「おまえ、そう勝手に決めんなよ」
「そうですよ、正惠さん。うちにだって、都合があるんですから」
「でも、うちも難しいですよ。賃貸マンションで、狭いですからね」
母と、叔母さんの旦那さんが同時に否定した。
「正惠、お前のとこで何とかならんか。母さんだって、娘に面倒を見てもらった方が、気が楽じゃないか」
「うちはダメでしょう。共稼ぎで昼間は留守なんだから、無理よ。兄さんとこなら、専業主婦がいるから大丈夫じゃないの」
「ひどいわ、正惠さん。私だって暇じゃないのよ。うちには手の掛かる子供もいるんですから。正惠さんのところは、子供がいないんだし……」
「手が掛かる? そりゃあ確かに、不登校児だものねえ。だけどさ、ふらふら出歩いていて、家に寄り付かないんだから、楽なもんでしょう」
「正惠、言い過ぎだぞ」
「兄さんが、はっきりしないからいけないのよ。兄さん長男じゃない。今まで、散々いい思いしてきているんだから、最後に恩返ししなさいよ」
「最後最後って、お前、母さんまだ生きてんだぞ!」
「何言っているのよ、死んでからじゃ親孝行できないでしょうに!」
おばあちゃんを蔑ろにするような会話の内容に、カッと血を上らせたボクは、襖を蹴破る勢いで引き開けた。襖が柱に当たり、大きな音をたてて跳ね返ってきた。

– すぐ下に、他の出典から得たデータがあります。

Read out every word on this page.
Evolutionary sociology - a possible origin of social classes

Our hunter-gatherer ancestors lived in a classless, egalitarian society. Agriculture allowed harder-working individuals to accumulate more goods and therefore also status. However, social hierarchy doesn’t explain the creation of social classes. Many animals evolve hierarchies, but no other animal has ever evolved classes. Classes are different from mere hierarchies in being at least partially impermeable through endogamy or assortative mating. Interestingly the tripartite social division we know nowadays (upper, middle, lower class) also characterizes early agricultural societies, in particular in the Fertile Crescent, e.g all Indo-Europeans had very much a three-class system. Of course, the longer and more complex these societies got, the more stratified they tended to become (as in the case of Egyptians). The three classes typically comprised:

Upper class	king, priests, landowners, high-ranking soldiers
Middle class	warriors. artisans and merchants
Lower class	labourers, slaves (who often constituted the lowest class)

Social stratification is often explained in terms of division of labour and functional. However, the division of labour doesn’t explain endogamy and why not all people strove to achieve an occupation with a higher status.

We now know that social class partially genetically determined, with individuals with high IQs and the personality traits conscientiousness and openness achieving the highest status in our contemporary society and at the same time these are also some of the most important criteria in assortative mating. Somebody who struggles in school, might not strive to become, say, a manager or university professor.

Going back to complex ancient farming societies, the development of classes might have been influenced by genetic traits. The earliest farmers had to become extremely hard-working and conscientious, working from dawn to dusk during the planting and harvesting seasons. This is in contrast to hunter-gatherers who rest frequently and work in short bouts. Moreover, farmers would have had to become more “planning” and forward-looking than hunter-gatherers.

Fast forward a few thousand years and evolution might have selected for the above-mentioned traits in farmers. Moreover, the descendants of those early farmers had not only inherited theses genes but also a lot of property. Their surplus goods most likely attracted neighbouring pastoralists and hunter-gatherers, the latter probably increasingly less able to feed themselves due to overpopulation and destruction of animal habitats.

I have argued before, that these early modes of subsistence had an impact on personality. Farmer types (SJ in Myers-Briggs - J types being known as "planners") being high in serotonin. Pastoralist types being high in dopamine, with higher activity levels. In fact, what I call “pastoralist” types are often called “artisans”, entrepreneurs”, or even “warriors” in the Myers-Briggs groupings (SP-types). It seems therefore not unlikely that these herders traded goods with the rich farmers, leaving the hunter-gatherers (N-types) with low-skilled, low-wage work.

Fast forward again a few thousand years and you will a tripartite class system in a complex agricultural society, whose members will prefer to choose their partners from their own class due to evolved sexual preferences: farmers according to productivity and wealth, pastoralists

座卓の前の四人の大人達が、目を見開いて、こちらを見ている。
「何だよ、お前ら、ふざけるな! 今まで、ばあちゃんを独りぼっちにしてきたくせに、みんなで勝手なこと言ってんじゃねえよ!」
父がむすっと黙り込み、母が怯えたように目を伏せている。それは、いつもの見慣れた風景だ。
「ほら、ほら、手の掛かる娘がお出ましだよ」叔母さんがボクを睨みつける。「ああ、娘じゃないか。オトコ女だな。兄さん、あんたが甘やかすから、こんな出来の悪い人間に育つんだよ」
その瞬間、頭の中が真っ白になり、ボクは叫び声を上げて座布団を座卓の上に投げつけていた。ガシャンという衝撃音と共に、机の上の茶菓子やら急須やら湯呑み茶碗が、中身と一緒に飛び散った。
熱いとか痛いとかいう声に交じって、「物に当たるんじゃないよ!」と叔母さんの怒鳴る声が、部屋を出ていくボクの背中に聞こえてきた。構わず、ボクは襖をぴしゃりと閉めた。
見ると、ベッドの上で、おばあちゃんは萎れていた。
その姿があまりに痛々しく、感極まったボクは、おばあちゃんのベッドに顔を埋めるようにして泣いた。腹立たしくて、情けなくて、そして訳もなく寂しかった。
涙が止まらず、子供のように体を震わせながらしゃくりあげていると、仄かな伽羅の甘い香りと共に、おばあちゃんの手がボクの頭に触れ、優しく撫でてくれているのに気が付いた。